Aspects Of Islamic Faith - 74: Mourning For Deceased Relatives

Islamic Perspectives - Muslim Journals

Arab News & Information - By Adil Salahi

Different communities have different traditions with regard to mourning for close relatives and friends. Some are very strict, while others are not. However, a period of mourning is acceptable in most societies. Mourning is mostly associated with women and traditions impose certain behavior on women mourners. Islam has much to say on this matter.

In pre-Islamic Arabia, a woman faced a very difficult period of time when her husband died. She was expected to wear her worst clothes, stay in terrible accommodation, refrain from taking a bath, cleaning herself or clipping her nails for a full year. When she came out, she looked horrible. Islam put an end to all such cruel traditions. As usual, Islam respects human nature, recognizes people's feelings and sets its own rules that steer a middle way.

Umm Habeebah, a wife of the Prophet (peace be upon him), quotes the Prophet as saying: "It is not permissible for a woman who believes in God and the Last day to mourn for a deceased person for more than three days, except for her husband, in which case she mourns for four months and ten days". (Related by Al-Bukhari).

What is meant by ‘mourning' in this context is that a woman refrains from wearing makeup, fine clothes, and attending to her appearance in a way that is socially recognized as consistent with situations of happiness and joy. When a relative or a close person, a neighbour or a friend dies, a woman is unlikely to be interested in her appearance. Her grief takes over. The closer the relative is, the longer such grief lasts. In this hadith, the Prophet (peace be upon him) makes clear that a woman must not observe mourning traditions for more than three days, even though the deceased be her child, brother, sister or parent. Three days are enough to express one's grief in a changed appearance. After that, a woman must not show any physical indications of that grief. She must reflect her acceptance of God's will as He is the one who grants life and deals death.

The Prophet makes clear that a longer period of mourning is inconsistent with faith. Hence, he speaks of ‘a woman who believes in God and the Last Day', i.e. a woman who knows that she is accountable for her deeds before God on the Day of Judgement. This is not to do with her grief for the loss of a loved one, but with the physical expression of that grief.

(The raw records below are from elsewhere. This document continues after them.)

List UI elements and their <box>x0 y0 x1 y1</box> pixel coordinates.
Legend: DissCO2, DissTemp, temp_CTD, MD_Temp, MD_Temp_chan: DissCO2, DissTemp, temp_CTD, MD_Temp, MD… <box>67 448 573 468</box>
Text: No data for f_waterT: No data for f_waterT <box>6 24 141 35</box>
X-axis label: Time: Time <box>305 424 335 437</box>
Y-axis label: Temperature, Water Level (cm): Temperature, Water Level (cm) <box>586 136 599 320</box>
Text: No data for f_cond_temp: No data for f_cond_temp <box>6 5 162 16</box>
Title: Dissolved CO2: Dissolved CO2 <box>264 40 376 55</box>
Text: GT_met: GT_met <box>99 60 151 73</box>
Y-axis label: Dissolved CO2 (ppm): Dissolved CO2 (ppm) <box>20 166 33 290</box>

The only exception is the case of a woman who loses her husband. It is well known that when a man dies, his wife must observe a waiting period of four months and ten days when she cannot marry anyone else, unless she is pregnant when her waiting period lasts until she gives birth. This Hadith makes clear that such a widow observes mourning for the duration of her waiting period. Scholars make clear that mourning is not a duty in the case of relatives and friends, even though its period is only for three days. However, it is a duty in the case of a husband. His widow must observe such mourning for four months and ten days. She is allowed to go out for her essential business and to clean herself, take a bath at any time, etc.

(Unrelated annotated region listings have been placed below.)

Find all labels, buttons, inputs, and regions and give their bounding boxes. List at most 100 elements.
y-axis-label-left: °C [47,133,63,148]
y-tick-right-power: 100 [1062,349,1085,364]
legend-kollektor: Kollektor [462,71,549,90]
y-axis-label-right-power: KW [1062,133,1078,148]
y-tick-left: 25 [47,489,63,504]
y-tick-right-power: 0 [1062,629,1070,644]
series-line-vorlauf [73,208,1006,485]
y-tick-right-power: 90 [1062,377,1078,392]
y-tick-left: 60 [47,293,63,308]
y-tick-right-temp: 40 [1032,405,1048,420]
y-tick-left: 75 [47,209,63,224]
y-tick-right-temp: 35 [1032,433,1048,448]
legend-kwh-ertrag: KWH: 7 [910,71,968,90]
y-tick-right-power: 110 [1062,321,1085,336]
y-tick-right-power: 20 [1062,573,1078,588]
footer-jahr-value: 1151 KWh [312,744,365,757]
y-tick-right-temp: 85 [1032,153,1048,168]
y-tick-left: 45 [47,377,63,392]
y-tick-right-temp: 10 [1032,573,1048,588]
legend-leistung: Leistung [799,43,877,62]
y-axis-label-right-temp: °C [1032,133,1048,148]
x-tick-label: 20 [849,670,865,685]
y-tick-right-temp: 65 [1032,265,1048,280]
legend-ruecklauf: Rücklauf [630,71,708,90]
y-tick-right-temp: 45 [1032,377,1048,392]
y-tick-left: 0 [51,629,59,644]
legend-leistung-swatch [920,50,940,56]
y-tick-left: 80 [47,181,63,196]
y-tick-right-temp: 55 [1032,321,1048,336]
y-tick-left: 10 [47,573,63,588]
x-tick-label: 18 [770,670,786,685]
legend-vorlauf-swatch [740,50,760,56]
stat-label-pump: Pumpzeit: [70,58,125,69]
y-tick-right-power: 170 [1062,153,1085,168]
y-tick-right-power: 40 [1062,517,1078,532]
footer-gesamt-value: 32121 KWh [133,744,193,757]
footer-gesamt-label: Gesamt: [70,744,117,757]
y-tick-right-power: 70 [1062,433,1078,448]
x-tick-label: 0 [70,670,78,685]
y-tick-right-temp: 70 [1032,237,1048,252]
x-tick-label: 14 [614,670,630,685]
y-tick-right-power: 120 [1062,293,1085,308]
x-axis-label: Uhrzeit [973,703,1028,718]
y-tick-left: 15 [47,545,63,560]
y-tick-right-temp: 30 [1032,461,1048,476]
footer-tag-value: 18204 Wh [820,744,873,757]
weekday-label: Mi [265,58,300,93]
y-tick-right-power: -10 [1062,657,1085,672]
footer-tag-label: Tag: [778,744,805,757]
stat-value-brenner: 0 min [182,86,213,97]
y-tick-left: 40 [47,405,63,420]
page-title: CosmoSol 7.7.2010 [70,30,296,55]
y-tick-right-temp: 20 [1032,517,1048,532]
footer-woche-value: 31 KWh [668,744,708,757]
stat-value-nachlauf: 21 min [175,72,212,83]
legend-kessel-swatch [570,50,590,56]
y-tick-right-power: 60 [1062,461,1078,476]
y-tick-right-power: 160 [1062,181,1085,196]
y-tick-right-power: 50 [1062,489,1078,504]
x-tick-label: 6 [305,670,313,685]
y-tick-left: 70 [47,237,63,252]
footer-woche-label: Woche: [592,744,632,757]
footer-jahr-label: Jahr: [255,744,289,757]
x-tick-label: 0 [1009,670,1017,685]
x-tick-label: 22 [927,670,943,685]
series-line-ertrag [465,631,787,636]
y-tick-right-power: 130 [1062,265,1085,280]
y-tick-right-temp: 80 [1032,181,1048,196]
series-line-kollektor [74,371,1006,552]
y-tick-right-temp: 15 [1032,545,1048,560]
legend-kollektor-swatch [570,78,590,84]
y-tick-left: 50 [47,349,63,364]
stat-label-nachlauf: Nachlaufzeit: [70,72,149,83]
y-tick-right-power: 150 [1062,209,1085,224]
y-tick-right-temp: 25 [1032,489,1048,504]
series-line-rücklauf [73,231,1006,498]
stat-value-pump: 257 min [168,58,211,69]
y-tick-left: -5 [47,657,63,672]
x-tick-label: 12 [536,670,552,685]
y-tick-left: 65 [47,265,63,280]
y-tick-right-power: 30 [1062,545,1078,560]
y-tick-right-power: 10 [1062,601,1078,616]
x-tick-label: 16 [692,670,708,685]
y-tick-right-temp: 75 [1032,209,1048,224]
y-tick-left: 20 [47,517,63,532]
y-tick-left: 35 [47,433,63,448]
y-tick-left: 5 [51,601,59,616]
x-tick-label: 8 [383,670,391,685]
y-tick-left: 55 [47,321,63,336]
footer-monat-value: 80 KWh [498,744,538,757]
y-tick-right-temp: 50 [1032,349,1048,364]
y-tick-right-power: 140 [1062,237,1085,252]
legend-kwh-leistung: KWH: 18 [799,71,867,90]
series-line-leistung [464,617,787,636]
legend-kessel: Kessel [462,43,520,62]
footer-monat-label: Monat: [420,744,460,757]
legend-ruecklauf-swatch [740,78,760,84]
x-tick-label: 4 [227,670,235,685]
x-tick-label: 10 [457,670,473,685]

A question arises in the case of a pregnant widow who gives birth within a few days or a few weeks after her husband's death? Should she continue her mourning after her waiting period has expired upon delivery? How about the one who gives birth after six, seven or even nine months? Scholars have linked the allowed period of mourning with the waiting period. When the waiting period is over, so is mourning, regardless of whether the waiting period is shorter or longer than the normal duration of four months and ten days.